The early stage of bacterial genome-reductive evolution in the host

The equine-associated obligate pathogen Burkholderia mallei was developed by reductive evolution involving a substantial portion of the genome from Burkholderia pseudomallei, a free-living opportunistic pathogen. With its short history of divergence (∼3.5 myr), B. mallei provides an excellent resource to study the early steps in bacterial genome reductive evolution in the host. By examining 20 genomes of B. mallei and B. pseudomallei, we found that stepwise massive expansion of IS (insertion sequence) elements ISBma1, ISBma2, and IS407A occurred during the evolution of B. mallei. Each element proliferated through the sites where its target selection preference was met. Then, ISBma1 and ISBma2 contributed to the further spread of IS407A by providing secondary insertion sites. This spread increased genomic deletions and rearrangements, which were predominantly mediated by IS407A. There were also nucleotide-level disruptions in a large number of genes. However, no significant signs of erosion were yet noted in these genes. Intriguingly, all these genomic modifications did not seriously alter the gene expression patterns inherited from B. pseudomallei. This efficient and elaborate genomic transition was enabled largely through the formation of the highly flexible IS-blended genome and the guidance by selective forces in the host. The detailed IS intervention, unveiled for the first time in this study, may represent the key component of a general mechanism for early bacterial evolution in the host.
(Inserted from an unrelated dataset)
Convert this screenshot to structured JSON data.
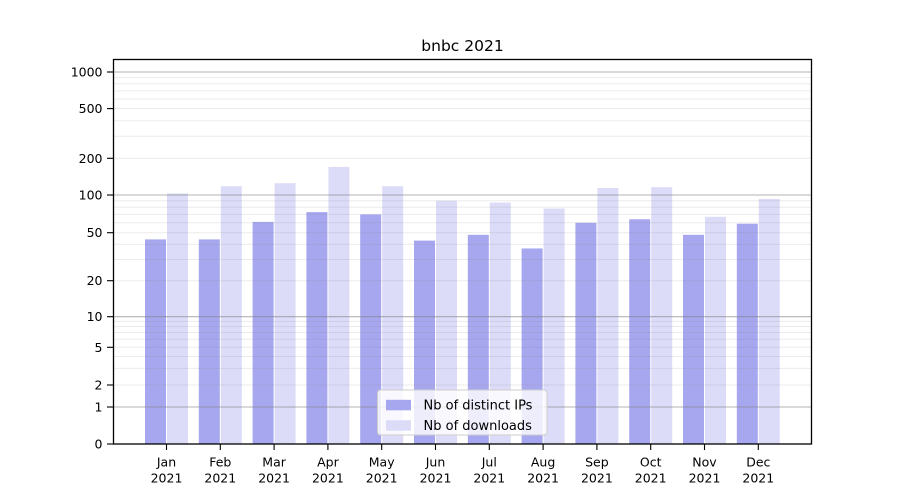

Author Summary It has been known for some time that bacteria undergo genome-reduction when they transition from a free-living state to a constantly host-restricted state. High levels of IS element expansion were also found in these bacteria, and the IS elements were suggested to play a role in genome reductive evolution. Here we provide evidence for stepwise IS actions as the exclusive mechanism that mediates bacterial genomic changes during the early stage of constant host-bacterial association, by unveiling the processes that resulted in the development of B. mallei genome. We show the details of the multi-level interplay of IS elements, which facilitate the wide spread of the IS copies, and the overall mechanics in genome reduction and rearrangement. These processes appeared to operate as chain reactions mediating elaborate genomic transition, without seriously affecting the original gene expression patterns. The absence of differential gene expression in the resulting genome suggests that changes in transcriptional regulation that are often observed in other old bacterial genomes may take place subsequent to the IS-mediated steps, along with gradual nucleotide-level changes.